Polycythemia vera (PV) is classified as a myeloproliferative disorder (MPD). Such patients are prone to both thrombotic and hemorrhagic events. Although gastrointestinal (GI) bleeding is not a prominent manifestation of PV, it would be life threatening and necessitating hospital admission and blood transfusion if it occurs. GI hemorrhage in these patients may be due to Aspirin usage, peptic ulcer disease (PUD), acquired Von Willbrand disease, Dieulafoy lesion (DL), Mallory Weiss tear, and esophageal and gastric varices. In this case report, we describe a 65-year-old man with history of PV presented with a massive upper GI bleeding. After a therapeutic endoscopic hemostasis failure and reoccurrence of bleeding during hospital admission, an abdominal computed tomography (CT) was ordered, which revealed an aberrant artery originated from aorta directly into the stomach. An angiographic embolization was considered for the patient, which was successfully performed.

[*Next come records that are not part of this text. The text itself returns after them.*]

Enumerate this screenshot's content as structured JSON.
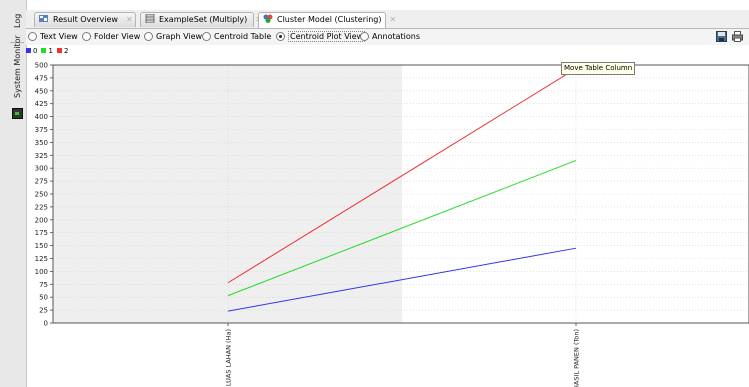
{
  "side_panel": {
    "log_label": "Log",
    "system_monitor_label": "System Monitor"
  },
  "tabs": [
    {
      "label": "Result Overview",
      "icon": "result-overview-icon",
      "active": false
    },
    {
      "label": "ExampleSet (Multiply)",
      "icon": "table-icon",
      "active": false
    },
    {
      "label": "Cluster Model (Clustering)",
      "icon": "cluster-icon",
      "active": true
    }
  ],
  "view_options": [
    {
      "label": "Text View",
      "selected": false
    },
    {
      "label": "Folder View",
      "selected": false
    },
    {
      "label": "Graph View",
      "selected": false
    },
    {
      "label": "Centroid Table",
      "selected": false
    },
    {
      "label": "Centroid Plot View",
      "selected": true
    },
    {
      "label": "Annotations",
      "selected": false
    }
  ],
  "toolbar_icons": [
    "save-icon",
    "print-icon"
  ],
  "tooltip": "Move Table Column",
  "colors": {
    "cluster_0": "#3333ee",
    "cluster_1": "#22dd22",
    "cluster_2": "#ee3333",
    "highlight_band": "#efefef"
  },
  "chart_data": {
    "type": "line",
    "categories": [
      "LUAS LAHAN (Ha)",
      "HASIL PANEN (Ton)"
    ],
    "series": [
      {
        "name": "0",
        "color": "#3333ee",
        "values": [
          23,
          145
        ]
      },
      {
        "name": "1",
        "color": "#22dd22",
        "values": [
          53,
          315
        ]
      },
      {
        "name": "2",
        "color": "#ee3333",
        "values": [
          78,
          493
        ]
      }
    ],
    "ylim": [
      0,
      500
    ],
    "yticks": [
      0,
      25,
      50,
      75,
      100,
      125,
      150,
      175,
      200,
      225,
      250,
      275,
      300,
      325,
      350,
      375,
      400,
      425,
      450,
      475,
      500
    ],
    "grid": true,
    "legend": "top-left",
    "title": "",
    "xlabel": "",
    "ylabel": ""
  }
}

Abdominal CT Scan revealed an aberrant artery originated from the celiac artery that was piercing into the fundus of stomach. Evidently, fundal oozing was attributed to a Dieulafoy lesion. Above that an old splenic arterial thrombosis and multiple collateral arteries around the pancreas were seen (figures 1, 2, 3, and 4). Portal and splenic veins were patent and were found without thrombosis. No evidence of left sided portal hypertension was detected in the angiogram (figure 5). The patient underwent celiac and mesenteric angiographic embolization with three vials of polyvinyl alcohol (PVA). There was no active bleeding from left gastric artery.

Our patient was complicated by splenic infarction due to splenic collateral arteries embolization and the overwhelming thrombotic tendency of the patient himself due to the history of PV. Fortunately, our patient’s signs and symptoms responded to supportive therapies and eventually he discharged well.